The school system’s inspector general released its annual report on Monday. The report offers a summary of investigations conducted by the inspector general in fiscal year 2015, which included the uncovering of a multi-million-dollar fraudulent kickback scheme by Barbara Byrd-Bennett, the school system’s CEO
The inspector general also found that teachers abused their access to make tax-exempt purchases for big-screen televisions, iPads, and DVD boxed sets of The Three Stooges.
Twelve teachers and a school nurse made $101,500 worth of tax-free purchases at a big-box retailer using the school system’s tax-exempt status. Most of the purchases were for personal items, including home-theater systems, tablets, cell phones, and refrigerators.
One teacher spent $5,100, including $1,100 for a MacBook Air, $300 for an iPhone, $800 for a television, and seasons of Breaking Bad, which he justified as being able to show to his students in class.
“He admitted that he had bought these and other items for personal use,” the inspector general said. “In other cases, he claimed that the purchased items might have had classroom uses as well. For example, he thought there might be beneficial parts of the Breaking Bad TV series that he could show to his class. He also said that he used other DVDs, like Star Wars, for ‘student self-improvement.’”
A school nurse bought a Playstation 4, an iMac computer, a DVD of The Hunger Games, and a TurboTax package tax-free.
Another teacher bought an $880 computer, a $750 laptop, a $432 notebook computer, a $130 Kindle Fire, an $80 satellite radio receiver, a $20 The Wizard of Oz DVD, and an $80 electric razor.
He defended the purchase of the razor because “shaving made him look presentable in class.”
The inspector general exposed other acts of fraud and illegal activity by school employees, including a clerk at a charter school who stole nearly $3,000 worth of local museum passes meant to reward children for attending the first day of school and tried to sell them online.
A public school teacher also stole and attempted to sell the passes, which were given to the school by the museum and worth up to $54 apiece.
“The teacher claimed that she did not actually sell any passes, and had since misplaced them,” the report said. “The [Office of Inspector General], however, could not eliminate the possibility that the teacher actually sold some of the numerous passes that she took.”

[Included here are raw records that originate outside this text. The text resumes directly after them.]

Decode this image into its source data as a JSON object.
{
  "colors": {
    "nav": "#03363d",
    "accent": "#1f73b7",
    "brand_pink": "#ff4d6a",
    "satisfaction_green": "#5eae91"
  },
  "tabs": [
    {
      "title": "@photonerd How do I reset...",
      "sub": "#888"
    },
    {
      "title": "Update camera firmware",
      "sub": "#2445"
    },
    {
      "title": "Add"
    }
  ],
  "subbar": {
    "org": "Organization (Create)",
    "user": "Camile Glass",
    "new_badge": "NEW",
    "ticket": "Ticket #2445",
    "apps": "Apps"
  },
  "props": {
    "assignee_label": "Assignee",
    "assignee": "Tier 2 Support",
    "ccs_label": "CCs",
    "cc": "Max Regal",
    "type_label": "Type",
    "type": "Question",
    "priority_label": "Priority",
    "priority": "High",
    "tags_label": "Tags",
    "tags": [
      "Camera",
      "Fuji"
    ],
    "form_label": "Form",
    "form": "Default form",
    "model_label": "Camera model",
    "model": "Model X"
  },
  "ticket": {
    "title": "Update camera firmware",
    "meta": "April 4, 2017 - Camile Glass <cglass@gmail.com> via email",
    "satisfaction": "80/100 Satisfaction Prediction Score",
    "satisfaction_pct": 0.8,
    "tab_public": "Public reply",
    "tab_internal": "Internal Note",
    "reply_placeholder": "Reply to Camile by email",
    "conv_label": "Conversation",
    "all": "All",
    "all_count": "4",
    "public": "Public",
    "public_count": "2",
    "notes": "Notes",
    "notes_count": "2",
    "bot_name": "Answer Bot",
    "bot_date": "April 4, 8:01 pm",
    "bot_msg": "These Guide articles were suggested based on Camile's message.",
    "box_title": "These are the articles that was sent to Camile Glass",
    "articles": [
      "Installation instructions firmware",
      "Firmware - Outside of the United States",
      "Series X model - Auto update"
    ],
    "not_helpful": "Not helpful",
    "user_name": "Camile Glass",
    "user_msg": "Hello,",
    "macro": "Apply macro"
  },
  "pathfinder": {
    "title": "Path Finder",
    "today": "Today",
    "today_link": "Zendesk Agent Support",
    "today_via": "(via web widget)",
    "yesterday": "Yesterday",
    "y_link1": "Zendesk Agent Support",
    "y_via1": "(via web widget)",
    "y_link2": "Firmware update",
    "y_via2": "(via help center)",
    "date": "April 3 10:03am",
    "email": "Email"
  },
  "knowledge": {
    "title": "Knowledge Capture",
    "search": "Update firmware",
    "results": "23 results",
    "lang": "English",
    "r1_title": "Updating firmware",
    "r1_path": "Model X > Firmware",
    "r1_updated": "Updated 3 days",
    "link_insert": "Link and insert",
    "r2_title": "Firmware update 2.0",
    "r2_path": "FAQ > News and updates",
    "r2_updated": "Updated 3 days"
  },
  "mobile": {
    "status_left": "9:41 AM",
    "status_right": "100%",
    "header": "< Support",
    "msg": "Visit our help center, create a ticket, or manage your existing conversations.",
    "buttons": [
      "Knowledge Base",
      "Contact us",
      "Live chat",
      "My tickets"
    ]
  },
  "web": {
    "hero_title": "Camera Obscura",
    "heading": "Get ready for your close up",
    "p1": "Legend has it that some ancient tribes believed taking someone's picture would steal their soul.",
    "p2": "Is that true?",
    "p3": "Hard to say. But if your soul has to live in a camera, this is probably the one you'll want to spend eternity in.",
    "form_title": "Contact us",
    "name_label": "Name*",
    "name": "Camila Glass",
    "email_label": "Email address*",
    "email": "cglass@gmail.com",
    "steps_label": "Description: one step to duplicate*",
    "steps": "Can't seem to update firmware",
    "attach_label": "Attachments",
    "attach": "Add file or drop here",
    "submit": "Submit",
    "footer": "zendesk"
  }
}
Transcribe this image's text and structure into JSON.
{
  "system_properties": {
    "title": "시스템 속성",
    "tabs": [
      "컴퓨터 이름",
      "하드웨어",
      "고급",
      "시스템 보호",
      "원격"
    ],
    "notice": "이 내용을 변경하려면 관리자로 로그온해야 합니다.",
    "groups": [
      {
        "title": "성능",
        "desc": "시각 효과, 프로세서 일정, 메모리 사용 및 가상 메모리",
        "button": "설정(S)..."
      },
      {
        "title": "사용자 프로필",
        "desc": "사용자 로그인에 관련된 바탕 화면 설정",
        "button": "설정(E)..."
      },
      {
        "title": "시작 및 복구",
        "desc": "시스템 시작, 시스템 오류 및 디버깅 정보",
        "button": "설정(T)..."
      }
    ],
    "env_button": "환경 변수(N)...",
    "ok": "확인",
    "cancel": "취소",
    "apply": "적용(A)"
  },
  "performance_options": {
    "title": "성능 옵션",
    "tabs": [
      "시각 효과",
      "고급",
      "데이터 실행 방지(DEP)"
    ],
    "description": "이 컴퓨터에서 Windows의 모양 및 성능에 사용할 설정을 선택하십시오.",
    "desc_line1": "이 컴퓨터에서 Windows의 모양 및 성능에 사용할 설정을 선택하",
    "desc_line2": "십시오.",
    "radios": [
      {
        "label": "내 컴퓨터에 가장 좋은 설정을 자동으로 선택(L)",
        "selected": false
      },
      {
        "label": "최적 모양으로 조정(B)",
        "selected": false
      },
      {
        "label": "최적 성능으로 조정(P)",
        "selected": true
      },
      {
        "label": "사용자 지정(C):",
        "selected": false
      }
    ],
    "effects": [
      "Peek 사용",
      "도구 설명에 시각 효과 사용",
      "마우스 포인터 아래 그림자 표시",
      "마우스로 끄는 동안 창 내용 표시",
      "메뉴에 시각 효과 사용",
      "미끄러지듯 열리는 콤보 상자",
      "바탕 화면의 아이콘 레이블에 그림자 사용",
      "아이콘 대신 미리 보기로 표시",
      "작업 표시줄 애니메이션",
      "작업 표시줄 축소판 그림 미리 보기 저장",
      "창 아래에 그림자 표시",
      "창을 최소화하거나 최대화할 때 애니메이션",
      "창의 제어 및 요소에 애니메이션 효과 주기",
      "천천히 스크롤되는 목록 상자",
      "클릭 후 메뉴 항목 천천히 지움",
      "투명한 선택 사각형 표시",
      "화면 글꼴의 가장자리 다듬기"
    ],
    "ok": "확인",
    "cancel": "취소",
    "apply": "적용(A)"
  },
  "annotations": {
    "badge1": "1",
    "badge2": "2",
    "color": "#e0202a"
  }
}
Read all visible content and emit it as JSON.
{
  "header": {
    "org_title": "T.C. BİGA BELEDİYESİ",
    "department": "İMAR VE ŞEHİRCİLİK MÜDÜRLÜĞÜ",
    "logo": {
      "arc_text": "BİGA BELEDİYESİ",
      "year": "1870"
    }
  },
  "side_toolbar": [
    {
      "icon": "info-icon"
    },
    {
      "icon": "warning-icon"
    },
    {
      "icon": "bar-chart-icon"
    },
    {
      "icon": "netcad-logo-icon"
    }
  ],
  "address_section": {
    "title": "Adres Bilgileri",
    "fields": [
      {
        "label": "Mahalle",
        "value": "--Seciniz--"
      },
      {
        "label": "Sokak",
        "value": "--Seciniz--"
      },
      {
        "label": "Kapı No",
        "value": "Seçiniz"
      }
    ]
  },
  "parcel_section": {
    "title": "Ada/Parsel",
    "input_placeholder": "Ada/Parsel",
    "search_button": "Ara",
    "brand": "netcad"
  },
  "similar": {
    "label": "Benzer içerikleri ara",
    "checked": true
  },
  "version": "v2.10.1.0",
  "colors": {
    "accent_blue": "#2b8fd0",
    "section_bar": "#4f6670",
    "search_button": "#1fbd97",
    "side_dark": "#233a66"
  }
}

A principal and a special-education case manager also schemed to keep 15 special needs kids from enrolling in a high school fine arts program.
A high school administrative assistant stole $740 in cash meant to purchase cheerleading and school spirit apparel, a custodian stole team uniforms to sell online, and a school security officer stole office furniture to sell it as scrap.
An executive assistant also “stole at least $33,948 from [Chicago Public Schools] through fraudulent overtime payments she made to herself.”
A property coordinator was investigated for watching porn on a computer issued by the school system.
“The investigation determined that he had been seen watching television cartoons and game shows at work on his computer,” the inspector general said. “One witness opined that the property coordinator was watching television to such an extent that he believed the coordinator was actually an unpaid intern.”
The inspector general found that the employee was streaming heavily, but “was unable to determine the exact content he had accessed and did not specifically identify any pornography.”
“The property coordinator, however, admitted that he had opened images containing some nudity, although he claimed that he did not know what the images were until he opened them on the [Chicago Public Schools] computer,” the report said.
The inspector general found two cases of employees engaging in improper political activity, including an elementary school principal who appeared in advertisements for a mayoral campaign using his title.
A classroom assistant was charged with possession of 18 pounds of cannabis, and another teacher was arrested after being found smoking marijuana with a high school student in a parked car.
A school security officer offered a high school girl a gift in exchange for sex, and the inspector general “could not exclude the possibility that the security officer sexually assaulted the student.” A bus driver for the school system pleaded guilty to sexually abusing a nine-year-old girl.
Another custodian, who students and teachers complained “had been looking at them in sexually inappropriate ways,” was found guilty in 2015 for a murder committed two years earlier.